¡Oh, el mundo gira!
29-4-2000
Los raros, la
familia y la afinidad intelectual
En las familias suelen aparecer
miembros que, sin llegar a renegar de su condición de integrantes, sí se
mantienen al margen de las actividades comunes, y sobre todo, de las
actividades afectivas. Nos referimos a quienes no sienten lazo sentimental alguno
con sus parientes, que según las normas sociales deberían conformar su “clan de
emociones”. Estos elementos aislados, en muchos casos acaban aceptando su
derrota, integrándose en el seno de un grupo de personas con las que no
comparten ni gustos, ni creencias, ni formas de encarar el absurdo de los
trabajos y los días.
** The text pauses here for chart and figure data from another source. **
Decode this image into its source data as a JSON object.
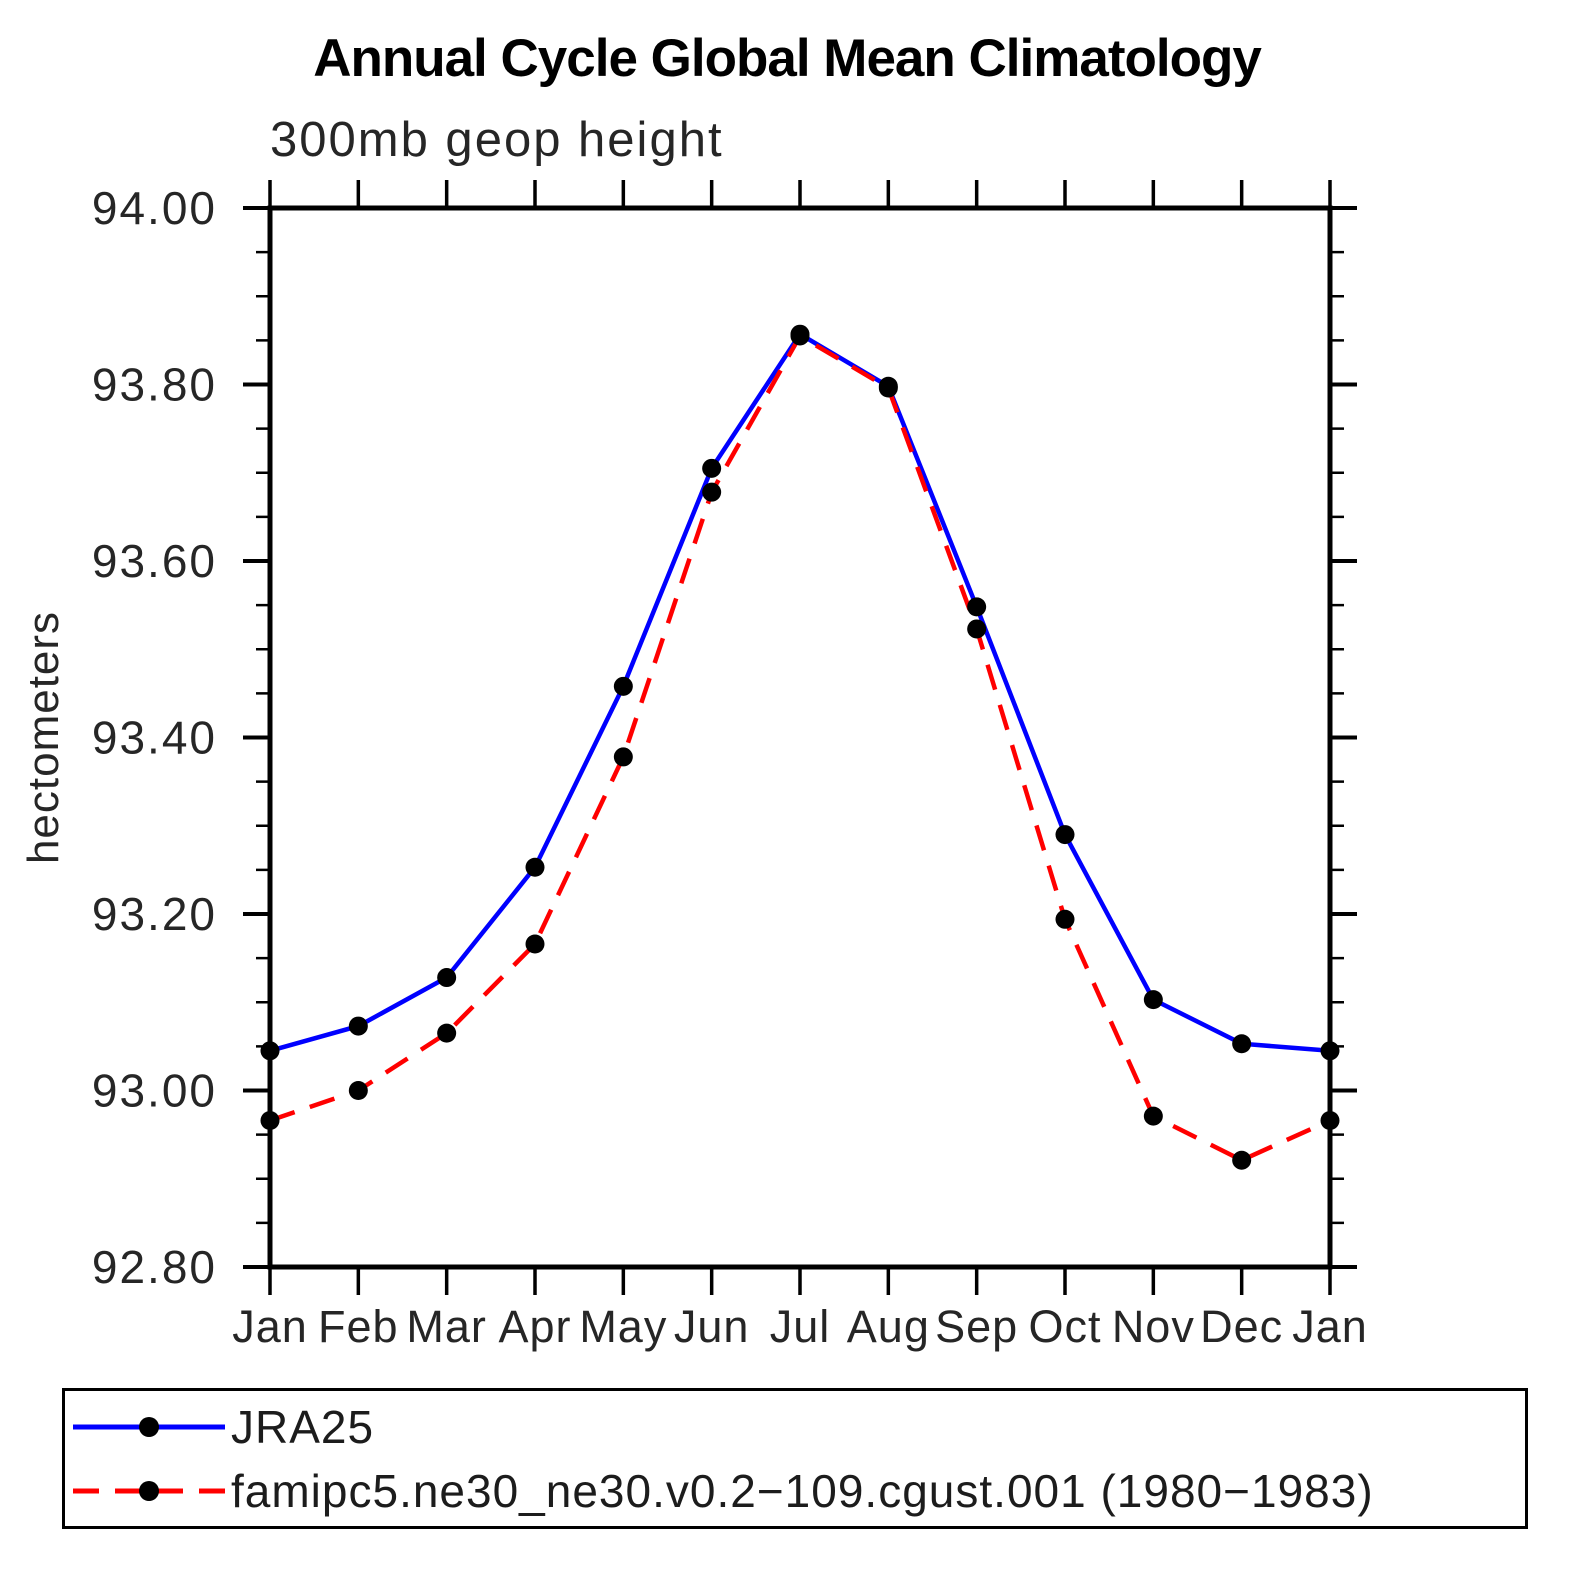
{
  "title": "Annual Cycle Global Mean Climatology",
  "subtitle": "300mb geop height",
  "chart_data": {
    "type": "line",
    "title": "Annual Cycle Global Mean Climatology",
    "subtitle": "300mb geop height",
    "xlabel": "",
    "ylabel": "hectometers",
    "categories": [
      "Jan",
      "Feb",
      "Mar",
      "Apr",
      "May",
      "Jun",
      "Jul",
      "Aug",
      "Sep",
      "Oct",
      "Nov",
      "Dec",
      "Jan"
    ],
    "series": [
      {
        "name": "JRA25",
        "color": "#0000ff",
        "line_style": "solid",
        "marker": "filled-circle",
        "values": [
          93.045,
          93.073,
          93.128,
          93.253,
          93.458,
          93.705,
          93.857,
          93.798,
          93.548,
          93.29,
          93.103,
          93.053,
          93.045
        ]
      },
      {
        "name": "famipc5.ne30_ne30.v0.2−109.cgust.001 (1980−1983)",
        "color": "#ff0000",
        "line_style": "dashed",
        "marker": "filled-circle",
        "values": [
          92.966,
          93.0,
          93.065,
          93.166,
          93.378,
          93.678,
          93.855,
          93.796,
          93.523,
          93.194,
          92.971,
          92.921,
          92.966
        ]
      }
    ],
    "marker_color": "#000000",
    "ylim": [
      92.8,
      94.0
    ],
    "ytick_major": 0.2,
    "ytick_minor": 0.05,
    "ytick_labels": [
      "94.00",
      "93.80",
      "93.60",
      "93.40",
      "93.20",
      "93.00",
      "92.80"
    ],
    "grid": false,
    "legend_position": "bottom-left"
  }
}
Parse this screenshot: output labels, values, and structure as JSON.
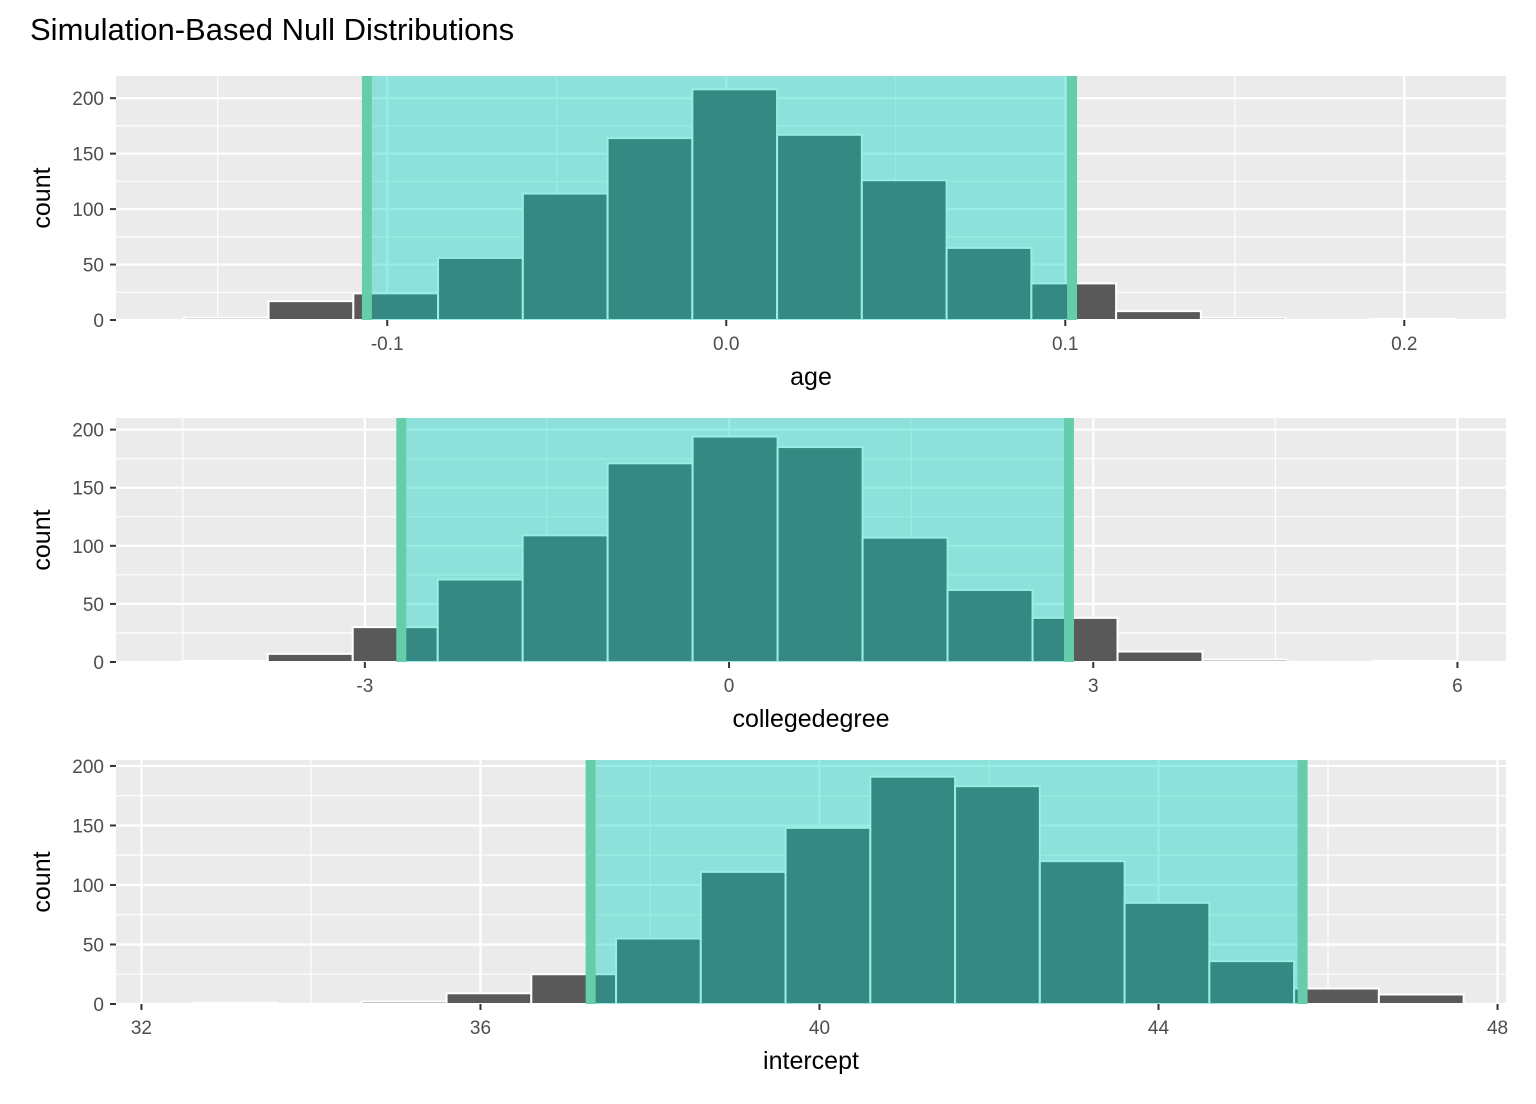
{
  "chart_data": {
    "title": "Simulation-Based Null Distributions",
    "type": "histogram",
    "colors": {
      "panel_background": "#ebebeb",
      "gridline": "#ffffff",
      "bar_fill": "#595959",
      "bar_outline": "#ffffff",
      "shade_fill": "#00d1c0",
      "shade_line": "#66cdaa",
      "tick_text": "#4d4d4d",
      "title_text": "#000000"
    },
    "panels": [
      {
        "xlabel": "age",
        "ylabel": "count",
        "xlim": [
          -0.18,
          0.23
        ],
        "ylim": [
          0,
          220
        ],
        "xticks": [
          -0.1,
          0.0,
          0.1,
          0.2
        ],
        "xtick_labels": [
          "-0.1",
          "0.0",
          "0.1",
          "0.2"
        ],
        "yticks": [
          0,
          50,
          100,
          150,
          200
        ],
        "ytick_labels": [
          "0",
          "50",
          "100",
          "150",
          "200"
        ],
        "bin_width": 0.025,
        "bin_start": -0.16,
        "counts": [
          2,
          17,
          24,
          56,
          114,
          164,
          208,
          167,
          126,
          65,
          33,
          8,
          2,
          0,
          1
        ],
        "shade_interval": [
          -0.106,
          0.102
        ]
      },
      {
        "xlabel": "collegedegree",
        "ylabel": "count",
        "xlim": [
          -5.05,
          6.4
        ],
        "ylim": [
          0,
          210
        ],
        "xticks": [
          -3,
          0,
          3,
          6
        ],
        "xtick_labels": [
          "-3",
          "0",
          "3",
          "6"
        ],
        "yticks": [
          0,
          50,
          100,
          150,
          200
        ],
        "ytick_labels": [
          "0",
          "50",
          "100",
          "150",
          "200"
        ],
        "bin_width": 0.7,
        "bin_start": -4.5,
        "counts": [
          1,
          7,
          30,
          71,
          109,
          171,
          194,
          185,
          107,
          62,
          38,
          9,
          2,
          0,
          1
        ],
        "shade_interval": [
          -2.7,
          2.8
        ]
      },
      {
        "xlabel": "intercept",
        "ylabel": "count",
        "xlim": [
          31.7,
          48.1
        ],
        "ylim": [
          0,
          205
        ],
        "xticks": [
          32,
          36,
          40,
          44,
          48
        ],
        "xtick_labels": [
          "32",
          "36",
          "40",
          "44",
          "48"
        ],
        "yticks": [
          0,
          50,
          100,
          150,
          200
        ],
        "ytick_labels": [
          "0",
          "50",
          "100",
          "150",
          "200"
        ],
        "bin_width": 1,
        "bin_start": 32.6,
        "counts": [
          1,
          0,
          2,
          9,
          25,
          55,
          111,
          148,
          191,
          183,
          120,
          85,
          36,
          13,
          8
        ],
        "shade_interval": [
          37.3,
          45.7
        ]
      }
    ]
  }
}
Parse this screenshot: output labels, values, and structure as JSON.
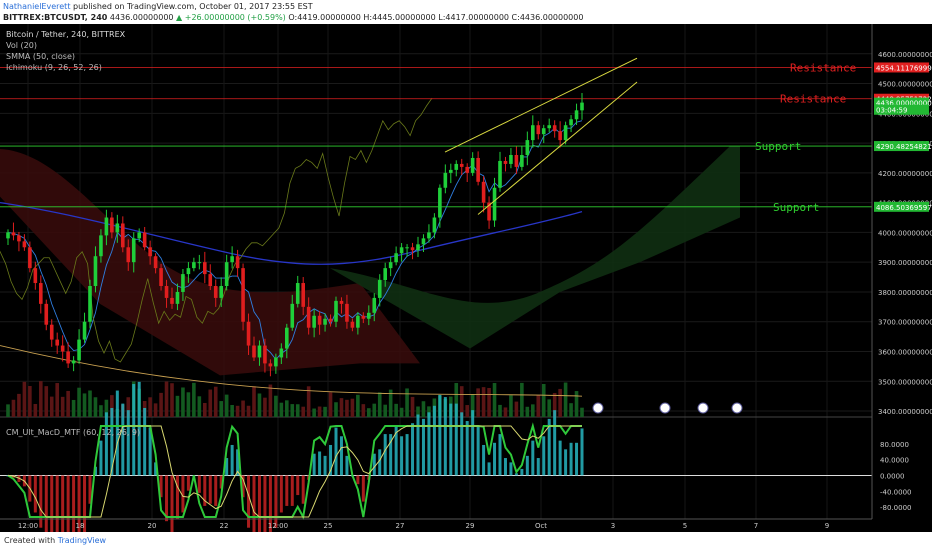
{
  "header": {
    "author": "NathanielEverett",
    "published": "published on TradingView.com, October 01, 2017 23:55 EST",
    "symbol": "BITTREX:BTCUSDT, 240",
    "last": "4436.00000000",
    "change": "▲ +26.00000000 (+0.59%)",
    "ohlc": "O:4419.00000000 H:4445.00000000 L:4417.00000000 C:4436.00000000"
  },
  "footer": {
    "created": "Created with",
    "brand": "TradingView"
  },
  "legend": {
    "title": "Bitcoin / Tether, 240, BITTREX",
    "vol": "Vol (20)",
    "smma": "SMMA (50, close)",
    "ichimoku": "Ichimoku (9, 26, 52, 26)",
    "macd": "CM_Ult_MacD_MTF (60, 12, 26, 9)"
  },
  "colors": {
    "up": "#1fcf3a",
    "down": "#e01e1e",
    "smma": "#2836c8",
    "tenkan": "#2f7ee0",
    "resistance": "#e02020",
    "support": "#30d030",
    "wedge": "#d8d840"
  },
  "chart_data": {
    "type": "candlestick",
    "y_axis": {
      "ylim": [
        3380,
        4700
      ],
      "ticks": [
        "4600.00000000",
        "4500.00000000",
        "4400.00000000",
        "4300.00000000",
        "4200.00000000",
        "4100.00000000",
        "4000.00000000",
        "3900.00000000",
        "3800.00000000",
        "3700.00000000",
        "3600.00000000",
        "3500.00000000",
        "3400.00000000"
      ]
    },
    "x_axis": {
      "ticks": [
        "12:00",
        "18",
        "20",
        "22",
        "12:00",
        "25",
        "27",
        "29",
        "Oct",
        "3",
        "5",
        "7",
        "9"
      ]
    },
    "price_tags": [
      {
        "label": "4554.11176999",
        "value": 4554,
        "color": "#e02020"
      },
      {
        "label": "4448.95751722",
        "value": 4449,
        "color": "#e02020"
      },
      {
        "label": "4436.00000000",
        "value": 4436,
        "color": "#22b833"
      },
      {
        "label": "03:04:59",
        "value": 4412,
        "color": "#22b833"
      },
      {
        "label": "4290.48254821",
        "value": 4290,
        "color": "#22b833"
      },
      {
        "label": "4086.50369597",
        "value": 4086,
        "color": "#22b833"
      }
    ],
    "levels": [
      {
        "name": "Resistance",
        "value": 4554,
        "kind": "resistance"
      },
      {
        "name": "Resistance",
        "value": 4449,
        "kind": "resistance"
      },
      {
        "name": "Support",
        "value": 4290,
        "kind": "support"
      },
      {
        "name": "Support",
        "value": 4086,
        "kind": "support"
      }
    ],
    "close_path": [
      4000,
      3990,
      3970,
      3950,
      3880,
      3830,
      3760,
      3690,
      3640,
      3620,
      3600,
      3560,
      3570,
      3640,
      3700,
      3820,
      3920,
      3990,
      4050,
      4000,
      4030,
      3950,
      3900,
      3980,
      4000,
      3950,
      3920,
      3880,
      3820,
      3780,
      3760,
      3800,
      3860,
      3880,
      3900,
      3900,
      3860,
      3820,
      3780,
      3820,
      3900,
      3920,
      3880,
      3700,
      3620,
      3580,
      3620,
      3560,
      3550,
      3580,
      3610,
      3680,
      3760,
      3830,
      3750,
      3680,
      3720,
      3690,
      3710,
      3700,
      3770,
      3760,
      3700,
      3680,
      3720,
      3710,
      3730,
      3780,
      3840,
      3880,
      3900,
      3930,
      3950,
      3950,
      3940,
      3960,
      3980,
      4000,
      4050,
      4150,
      4200,
      4210,
      4230,
      4220,
      4200,
      4250,
      4170,
      4100,
      4040,
      4150,
      4240,
      4230,
      4260,
      4220,
      4260,
      4310,
      4360,
      4330,
      4350,
      4360,
      4340,
      4310,
      4360,
      4380,
      4410,
      4436
    ],
    "macd_range": [
      -110,
      130
    ],
    "macd_ticks": [
      "80.0000",
      "40.0000",
      "0.0000",
      "-40.0000",
      "-80.0000"
    ]
  }
}
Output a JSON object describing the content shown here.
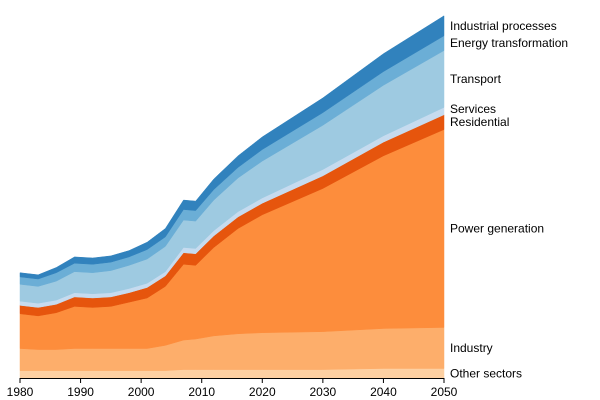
{
  "chart_data": {
    "type": "area",
    "stacked": true,
    "title": "",
    "xlabel": "",
    "ylabel": "",
    "xlim": [
      1980,
      2050
    ],
    "ylim": [
      0,
      17
    ],
    "grid": false,
    "legend": "labels at right end of each band",
    "x_ticks": [
      "1980",
      "1990",
      "2000",
      "2010",
      "2020",
      "2030",
      "2040",
      "2050"
    ],
    "x": [
      1980,
      1983,
      1986,
      1989,
      1992,
      1995,
      1998,
      2001,
      2004,
      2007,
      2009,
      2012,
      2016,
      2020,
      2030,
      2040,
      2050
    ],
    "series": [
      {
        "name": "Other sectors",
        "color": "#fdd0a2",
        "values": [
          0.35,
          0.35,
          0.35,
          0.35,
          0.35,
          0.35,
          0.35,
          0.35,
          0.35,
          0.4,
          0.4,
          0.4,
          0.4,
          0.4,
          0.4,
          0.45,
          0.45
        ]
      },
      {
        "name": "Industry",
        "color": "#fdae6b",
        "values": [
          1.05,
          1.0,
          1.0,
          1.05,
          1.05,
          1.05,
          1.05,
          1.05,
          1.2,
          1.4,
          1.45,
          1.6,
          1.7,
          1.75,
          1.8,
          1.9,
          1.95
        ]
      },
      {
        "name": "Power generation",
        "color": "#fd8d3c",
        "values": [
          1.65,
          1.6,
          1.75,
          2.0,
          1.95,
          2.0,
          2.2,
          2.4,
          2.8,
          3.6,
          3.5,
          4.2,
          5.0,
          5.6,
          6.8,
          8.2,
          9.4
        ]
      },
      {
        "name": "Residential",
        "color": "#e6550d",
        "values": [
          0.4,
          0.4,
          0.4,
          0.45,
          0.45,
          0.45,
          0.45,
          0.5,
          0.5,
          0.55,
          0.55,
          0.55,
          0.55,
          0.55,
          0.6,
          0.65,
          0.7
        ]
      },
      {
        "name": "Services",
        "color": "#c6dbef",
        "values": [
          0.2,
          0.2,
          0.2,
          0.2,
          0.2,
          0.2,
          0.2,
          0.2,
          0.2,
          0.25,
          0.25,
          0.25,
          0.25,
          0.25,
          0.3,
          0.3,
          0.35
        ]
      },
      {
        "name": "Transport",
        "color": "#9ecae1",
        "values": [
          0.8,
          0.8,
          0.9,
          1.0,
          1.0,
          1.05,
          1.1,
          1.15,
          1.2,
          1.3,
          1.3,
          1.45,
          1.6,
          1.75,
          2.1,
          2.4,
          2.7
        ]
      },
      {
        "name": "Energy transformation",
        "color": "#6baed6",
        "values": [
          0.35,
          0.35,
          0.4,
          0.4,
          0.4,
          0.4,
          0.4,
          0.45,
          0.45,
          0.5,
          0.5,
          0.5,
          0.5,
          0.55,
          0.6,
          0.65,
          0.7
        ]
      },
      {
        "name": "Industrial processes",
        "color": "#3182bd",
        "values": [
          0.2,
          0.2,
          0.25,
          0.3,
          0.3,
          0.3,
          0.3,
          0.35,
          0.4,
          0.45,
          0.45,
          0.5,
          0.55,
          0.6,
          0.7,
          0.85,
          0.95
        ]
      }
    ]
  }
}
Pero las gentes que resisten la corriente adversa, y
consiguen permanecer en el terreno de la lógica, tienen razones evidentes para
mantenerse en sus trece: son distintos. Estas personas, denominados
popularmente “ovejas negras” o simplemente “raros”, reniegan de las costumbres
sociales impuestas a machamartillo; por ejemplo, evitan acudir a los entierros
de quienes nunca han querido, porque un sepelio es una ceremonia que demuestra
la plena actualidad del Neolítico, y los individuos objeto de este estudio no
tienen por costumbre creer en extravagantes vidas incorpóreas ni ritos que las apuntalen.
En su escala de valores aparecen conceptos como afinidad intelectual, que no es
sino la misma argamasa que une al resto de miembros del linaje, cuando comentan
estereotipos culturales como encuentros futbolísticos o programas de
entretenimiento en televisión. Pero en su caso, la afinidad se concentra en el
sentido crítico, los ideales sociales o la alegría del encuentro entre el ser humano
y la creación artística. En otros tiempos, estos integrantes de la sociedad
provocaban eso que entonces se llamaba “progreso”. Hoy, asumidos por la mayoría
gracias a la concienzuda labor de los que deciden qué hay que pensar, son sólo
un minúsculo conjunto de individuos que no aparecen en las estadísticas, que no
causan conflictos reseñables y cuyos lazos afectivos, organizativos y de relación
no pasan de unas pocas personas afines a su alrededor. Por eso, su único choque
con la masa se produce en el seno de la imposición primigenia, la familia.
Microrrevoluciones que van horadando su capacidad de resistencia. Pseudorrebeldías
que no sirven más que para acrecentar el individualismo y aniquilar la ajada
semilla de la ilusión. Porque la inmoralidad no es matar al padre, sino dar
razones al hijo para que lo haga. Y la familia no es más que el reflejo de las
estructuras sociales superiores, que no cesan de darnos razones a los hijos pródigos
para que deseemos que reviente la “generalización de la hipocresía”, que ya sólo
denuncian los poetas octogenarios y los locos de atar.